I’d guess this is a somewhat complicated issue because the current system doesn’t work either (which doesnt mean that this particular solution wont make it worse). It was my impression that the Dutch sex industry had it better (can’t remember where I read it) – if true I wonder why this failed for Germany.
But it’s good for the people who make the profit.
Yay for the free market.
But the persons sewing the clothes and picking the fruit are. People picking fruit, don’t sell fruit. They provide the service of moving the fruit from the tree to a box.
People can provide all kind of goods and all kind of services. There is the possibility that the situation in which they have to provide these goods or services are abusive. But it is only when sex is involved that we tend to take the step that the provision of the service itself is (inherently) abusive.
Axxyaan, similar arguments are used for drug prohibition. I.e., that the drug is inherently harmful, and its sale is inherently coercive (because addition). The argument is more compelling in the case of prostitution, because people consistently treat the woman as the “product” being “sold,” rather than the sexual service itself.
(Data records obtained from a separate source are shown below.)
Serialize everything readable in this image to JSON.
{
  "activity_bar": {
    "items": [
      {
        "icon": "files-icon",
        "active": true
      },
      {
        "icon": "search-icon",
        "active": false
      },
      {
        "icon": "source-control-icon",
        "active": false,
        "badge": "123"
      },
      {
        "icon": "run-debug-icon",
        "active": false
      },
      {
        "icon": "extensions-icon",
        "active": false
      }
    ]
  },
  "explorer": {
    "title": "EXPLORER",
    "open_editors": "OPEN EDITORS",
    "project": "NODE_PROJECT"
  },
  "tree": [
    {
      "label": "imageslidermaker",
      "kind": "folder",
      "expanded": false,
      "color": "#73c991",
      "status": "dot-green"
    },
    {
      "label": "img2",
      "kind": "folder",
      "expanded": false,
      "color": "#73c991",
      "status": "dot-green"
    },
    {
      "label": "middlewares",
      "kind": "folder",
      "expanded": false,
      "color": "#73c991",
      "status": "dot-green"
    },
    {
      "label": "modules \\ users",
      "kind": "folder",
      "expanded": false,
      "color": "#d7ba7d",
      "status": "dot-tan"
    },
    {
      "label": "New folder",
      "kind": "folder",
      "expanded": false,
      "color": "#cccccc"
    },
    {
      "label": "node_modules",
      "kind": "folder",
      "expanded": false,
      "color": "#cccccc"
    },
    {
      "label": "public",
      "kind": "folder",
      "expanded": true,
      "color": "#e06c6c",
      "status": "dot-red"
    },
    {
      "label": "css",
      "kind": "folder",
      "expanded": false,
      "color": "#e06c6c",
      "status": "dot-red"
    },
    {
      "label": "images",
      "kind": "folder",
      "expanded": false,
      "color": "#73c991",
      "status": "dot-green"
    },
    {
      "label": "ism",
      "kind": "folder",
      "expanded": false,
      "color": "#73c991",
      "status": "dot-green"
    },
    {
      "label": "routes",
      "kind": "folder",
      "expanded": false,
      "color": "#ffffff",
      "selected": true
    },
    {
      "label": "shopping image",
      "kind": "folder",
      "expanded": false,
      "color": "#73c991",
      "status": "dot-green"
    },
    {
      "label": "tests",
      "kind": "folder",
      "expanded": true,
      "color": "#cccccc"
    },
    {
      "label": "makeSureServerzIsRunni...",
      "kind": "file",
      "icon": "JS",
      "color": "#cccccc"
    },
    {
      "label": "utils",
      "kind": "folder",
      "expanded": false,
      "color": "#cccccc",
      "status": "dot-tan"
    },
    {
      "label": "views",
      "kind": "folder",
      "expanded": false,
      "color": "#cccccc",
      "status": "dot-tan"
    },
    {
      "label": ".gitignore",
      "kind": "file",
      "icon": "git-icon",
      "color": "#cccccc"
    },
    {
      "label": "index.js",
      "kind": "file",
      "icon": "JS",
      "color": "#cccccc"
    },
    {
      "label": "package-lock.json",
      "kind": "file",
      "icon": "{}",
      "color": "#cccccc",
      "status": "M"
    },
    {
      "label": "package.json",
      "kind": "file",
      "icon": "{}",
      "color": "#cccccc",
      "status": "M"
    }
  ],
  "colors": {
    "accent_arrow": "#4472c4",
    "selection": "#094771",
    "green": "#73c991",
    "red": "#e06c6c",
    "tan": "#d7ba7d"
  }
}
You occasionally see that angle used with servants, or fruit pickers–that they’re selling “themselves” rather than their services. But again it’s more compelling in the case of prostitution, because the “service” involves intimate bodily contact.
Yeah. I’m like A Masked Avenger in that I’m sort of two minds on the question.
I don’t believe that attitudes sex workers will improve until we stop attaching morality to this sex (particularly our prurient obsession with female virginity). Also, making another pitch for sex workers for a female clientele. Women like to get lucky too.
On the other hand, decriminalization is the best way to protect sex workers.
I don’t like the content of the Amnesty document though.
Consent doesn’t mean anything. Spain signed a piece of paper giving up Cuba in 1898. It’s called the Paris treaty. Spain agreed to each and every one of America’s conditions and none of Spain’s proposals and amendments made it to that piece of paper we signed. The reason being, America had more and bigger guns than us.
What matters is who gets their way. In this case, it’s just who has the resources to impose their will. Either the prostitutes who want to be prostitutes or the prostitutes who don’t want to be prostitutes. Who’s got more “guns”?
Axxyan, sex *is* different. Sexuality is a major, if not *the* defining factor in women’s subordination to men. Girls and women grow up learning, in so many ways, that our role is always to be sexually pleasing to men. This impacts the lives even of women who are lesbian or celibate.
You seem to be saying, “in a society without sex hang ups, men would be free to buy ‘sex’ from women with no stigma attached.” Gee, no thanks.